Cette année-là, toute la famille était revenue d’Egypte par bateau, pour les vacances en France, avec un large détour par la Grèce et l’Italie. Georges-Mathieu, en poste diplomatique à Alexandrie, son épouse Alice , Jean-Jacques l’aîné, Claude le cadet, aimaient ces traversées en paquebot..
Celui-ci n’avait rien à voir avec les Champollion et Mariette Pacha, fleurons de la compagnie Messageries Maritimes. Mais, pour Pierre, c’était un terrain d’exploration et de sensations extrêmes où se mêlaient la saveur acide des embruns du pont supérieur, avec les odeurs de vernis marine et de toast grillés du promenoir. Là, par gros temps, bien calé dans un transat en acajou et emmitouflé dans un plaid, il assistait, ébahi et ravi, au déchainement des éléments….
Car cette fois, en pleine mer Egée, ils avaient essuyé une tempête sévère. Le commandant grec avait fait cadeau de ses propres épaulettes à Pierre, 5 ans, pour « … résistance héroïque au mal de mer ! ». Le garçon n’en était pas peu fier.

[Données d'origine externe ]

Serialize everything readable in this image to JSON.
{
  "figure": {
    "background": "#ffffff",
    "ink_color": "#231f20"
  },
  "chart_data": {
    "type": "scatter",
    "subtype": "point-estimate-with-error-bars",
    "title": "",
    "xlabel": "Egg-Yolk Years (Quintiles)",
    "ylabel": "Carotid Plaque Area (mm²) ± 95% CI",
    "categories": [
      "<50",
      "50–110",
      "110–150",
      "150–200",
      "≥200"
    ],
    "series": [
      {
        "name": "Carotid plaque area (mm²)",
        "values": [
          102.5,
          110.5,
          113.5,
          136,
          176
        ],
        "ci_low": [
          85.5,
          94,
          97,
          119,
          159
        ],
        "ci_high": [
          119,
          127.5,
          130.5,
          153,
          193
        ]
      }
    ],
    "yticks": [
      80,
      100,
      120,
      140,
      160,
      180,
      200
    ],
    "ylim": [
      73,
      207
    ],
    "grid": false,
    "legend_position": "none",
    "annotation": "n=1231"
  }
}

Le Pirée, Athènes, le Parthénon, Delphes, le canal de Corinthe, Brindisi, puis la remontée de la péninsule italienne vers Rome …Dans ce périple tout était émerveillement. Il faisait beau, il faisait chaud et les vacances commençaient dans la joie .
Dans la Cité Eternelle, beaucoup de militaires… A l’hôtel, via Venneto, en début d’après-midi la famille fit la sieste, habitude salutaire de l’Orient. Soudain, une musique tonitruante réveilla tout ce petit monde. Ils se précipitèrent aux fenêtres et, au travers des persiennes, ils entrevirent une escouade de militaires à la chemise noire qui, au pas de gymnastique, couraient aux sons de bugles. Le père observa la scène et murmura : « … La barbarie nous arrive en courant !... ». Pierre qui était prés de lui, demanda : « Pourquoi dis-tu ça Papa ? » - « Pour rien, Pierre, pour rien… ».
Le lendemain, en fin de matinée la place Saint Pierre est noire de monde... Un bruissement parcourt la foule puis s’enfle pour devenir clameur... Geoges-Mathieu plaçe Pierre sur ses épaules et lui montrant la basilique « Regarde, Pierre !.. » - « Mais où ça, je vois rien ! » - « Là-bas, à droite, tu vois la fenêtre ? » -« Avec un tapis en- dessous ? » - « Oui, la silhouette en blanc, c’est le Pape *.. Aujourd’hui c’est ta fête de Saint Pierre et de Saint Paul… Il te bénit. »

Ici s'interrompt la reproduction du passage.